Staff of the restaurant (pictured sometime prior to 2006).

The restaurant attracts a clientele that ranges from Harlem locals to visiting celebrities. Whoopi Goldberg, Bill Clinton, Nelson Mandela, Caroline Kennedy, Jesse Jackson, Al Sharpton, Magic Johnson, Barack Obama, Bernie Sanders and Bruno Mars are among those who have dined there. Sylvia's was also featured on a Manhattan-themed episode of the Travel Channel's Man v.

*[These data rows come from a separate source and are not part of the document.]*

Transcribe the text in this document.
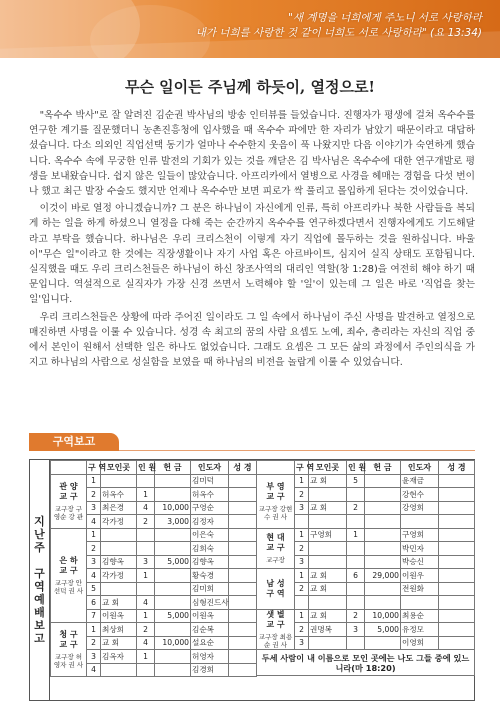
"새 계명을 너희에게 주노니 서로 사랑하라
내가 너희를 사랑한 것 같이 너희도 서로 사랑하라" (요 13:34)
무슨 일이든 주님께 하듯이, 열정으로!

"옥수수 박사"로 잘 알려진 김순권 박사님의 방송 인터뷰를 들었습니다. 진행자가 평생에 걸쳐 옥수수를 연구한 계기를 질문했더니 농촌진흥청에 입사했을 때 옥수수 파에만 한 자리가 남았기 때문이라고 대답하셨습니다. 다소 의외인 직업선택 동기가 얼마나 수수한지 웃음이 푹 나왔지만 다음 이야기가 숙연하게 했습니다. 옥수수 속에 무궁한 인류 발전의 기회가 있는 것을 깨닫은 김 박사님은 옥수수에 대한 연구개발로 평생을 보내왔습니다. 쉽지 않은 일들이 많았습니다. 아프리카에서 열병으로 사경을 헤매는 경험을 다섯 번이나 했고 최근 발장 수술도 했지만 언제나 옥수수만 보면 피로가 싹 풀리고 몰입하게 된다는 것이었습니다.

이것이 바로 열정 아니겠습니까? 그 분은 하나님이 자신에게 인류, 특히 아프리카나 북한 사람들을 복되게 하는 일을 하게 하셨으니 열정을 다해 죽는 순간까지 옥수수를 연구하겠다면서 진행자에게도 기도해달라고 부탁을 했습니다. 하나님은 우리 크리스천이 이렇게 자기 직업에 몰두하는 것을 원하십니다. 바울이"무슨 일"이라고 한 것에는 직장생활이나 자기 사업 혹은 아르바이트, 심지어 실직 상태도 포함됩니다. 실직했을 때도 우리 크리스천들은 하나님이 하신 창조사역의 대리인 역할(창 1:28)을 여전히 해야 하기 때문입니다. 역설적으로 실직자가 가장 신경 쓰면서 노력해야 할 '일'이 있는데 그 일은 바로 '직업을 찾는 일'입니다.

우리 크리스천들은 상황에 따라 주어진 일이라도 그 일 속에서 하나님이 주신 사명을 발견하고 열정으로 매진하면 사명을 이룰 수 있습니다. 성경 속 최고의 꿈의 사람 요셉도 노예, 죄수, 총리라는 자신의 직업 중에서 본인이 원해서 선택한 일은 하나도 없었습니다. 그래도 요셉은 그 모든 삶의 과정에서 주인의식을 가지고 하나님의 사람으로 성실함을 보였을 때 하나님의 비전을 놀랍게 이룰 수 있었습니다.

구역보고
지
난
주

구
역
예
배
보
고
	구 역	모인곳	인 원	헌 금	인도자	성 경

관 양
교 구
교구장 구영순 강 관	1				김미덕	
	2	허옥수	1		허옥수	
	3	최은경	4	10,000	구영순	
	4	각가정	2	3,000	김정자	

은 하
교 구
교구장 안선덕 권 사	1				이은숙	
	2				김희숙	
	3	김향옥	3	5,000	김향옥	
	4	각가정	1		황숙경	
	5				김미희	
	6	교 회	4		심형진드사	
	7	이원옥	1	5,000	이원옥	

청 구
교 구
교구장 허영자 권 사	1	최상희	2		김순복	
	2	교 회	4	10,000	설요순	
	3	김옥자	1		허영자	
	4				김경희	
	구 역	모인곳	인 원	헌 금	인도자	성 경

부 영
교 구
교구장 강현수 권 사	1	교 회	5		윤재금	
	2				강현수	
	3	교 회	2		강영희	

현 대
교 구
교구장	1	구영희	1		구영희	
	2				박민자	
	3				박승신	

남 성
구 역	1	교 회	6	29,000	이원우	
	2	교 회			전원화	

샛 별
교 구
교구장 최용순 권 사	1	교 회	2	10,000	최용순	
	2	권명복	3	5,000	유정모	
	3				이영희	
두세 사람이 내 이름으로 모인 곳에는 나도 그들 중에 있느니라(마 18:20)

Food in early 2009. On September 19, 2007, commentator Bill O'Reilly received criticism regarding comments he made on his syndicated radio show, about having lunch at Sylvia's with Al Sharpton. O'Reilly concluded that stereotypes regarding African Americans were not true based on observations he had made at the restaurant.

In response to the COVID-19 pandemic, Sylvia's Restaurant participated in relief efforts by donating meals to Harlem Hospital. Sylvia’s also operated a food pantry donating over 1,000 meals a week to those in need. The restaurant announced plans to open a pop-up pantry featuring meal kits to serve the community.